Contos tontos - 21
A noite havia sido tórrida. Entre ambos uma miríade de beijos, carícias e desejos desvendados. Finalmente cansados, foi ela a primeira a falar.
- E se ninguém conseguisse mentir? – Perguntou naquela voz melosa de mulher apaixonada.
Ele olhou-a de soslaio e percebeu que a pergunta tinha outra intenção que apenas uma mera resposta dele. Ainda assim arriscou:
- Não haveria Pai Natal. Nem Natal. Nem prendas, nem subsídios (ups… mas isso já não há!!!). Não haveria política, nem políticos. Nem votos, nem eleitores… - ele parecia momentaneamente perdido e imparável na resposta.
-… Não haveria traição, nem tristeza. Nem palavras ocas, nem promessas vãs. Nem sorrisos disfarçados, nem alegrias desmedidas.
Ela ergueu-se do seu conforto e mesmo desnudada depositou nos lábios do amante um beijo e uma nova questão:
- Acreditas que haja quem não minta?
Ele cruzou os braços por debaixo da cabeça e olhando o tecto alvo desabafou:
- Eu! Eu não minto. Posso eventualmente omitir mas não minto.
Ela insistiu:
- Mas se todos nós não conseguíssemos mentir? Apenas disséssemos a verdade?

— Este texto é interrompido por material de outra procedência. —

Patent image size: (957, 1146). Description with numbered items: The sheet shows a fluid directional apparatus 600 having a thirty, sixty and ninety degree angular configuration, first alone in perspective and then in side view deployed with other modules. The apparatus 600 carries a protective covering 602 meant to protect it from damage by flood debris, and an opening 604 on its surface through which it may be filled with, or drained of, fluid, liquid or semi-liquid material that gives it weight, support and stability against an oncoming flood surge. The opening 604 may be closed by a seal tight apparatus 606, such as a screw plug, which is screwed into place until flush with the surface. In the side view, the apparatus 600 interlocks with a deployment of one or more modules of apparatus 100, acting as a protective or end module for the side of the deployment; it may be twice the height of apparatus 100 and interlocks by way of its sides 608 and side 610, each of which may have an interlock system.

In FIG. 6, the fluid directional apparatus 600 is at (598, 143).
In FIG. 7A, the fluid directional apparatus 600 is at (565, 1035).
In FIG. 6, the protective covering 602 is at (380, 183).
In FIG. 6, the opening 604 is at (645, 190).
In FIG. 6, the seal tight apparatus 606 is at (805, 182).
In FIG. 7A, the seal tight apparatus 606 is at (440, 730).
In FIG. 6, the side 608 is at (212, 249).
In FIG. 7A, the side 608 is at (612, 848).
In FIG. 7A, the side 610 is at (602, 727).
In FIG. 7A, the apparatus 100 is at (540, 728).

Ele respirou fundo como estivesse a fazer um frete e devolveu:
- A vida era demasiado insossa para ser vivida. O que apimenta os dias é o risco de sermos levados a mentir.
- Mas ainda agora disseste que não mentias…
Apanhado na contradição esfarrapou uma má desculpa:
- Falava em termos da nossa sociedade, como está ora constituída…
- Sabes que mentir é feio?
- E dizer a verdade magoa...
Ela deitou-se na cama sedosa e foi a sua vez de fixar o tecto. Por fim insistiu num tom pouco amistoso:
- É preferível viver numa mentira permanente… só porque a verdade dói?
Ele calou-se. A conversa toldara-se num tema pouco simpático. A noite fora (quase) perfeita… Um jantar, uma dança breve, aqueles primeiros toques. Levantou-se então da cama, nu e dirigiu-se à casa de banho. Regressou com a escova de dentes enfiada na boca e a espuma a fugir pelos cantos e a sucessiva acção da escova a bailar. Após a passageira irritação ela olhou com ternura e vaidade, o corpo musculado e esbelto do amante, sorriu interiormente e pensou:
- A este homem jamais será revelada a verdade, porque há-se sempre julgar que lhe mentem! Ou será que não?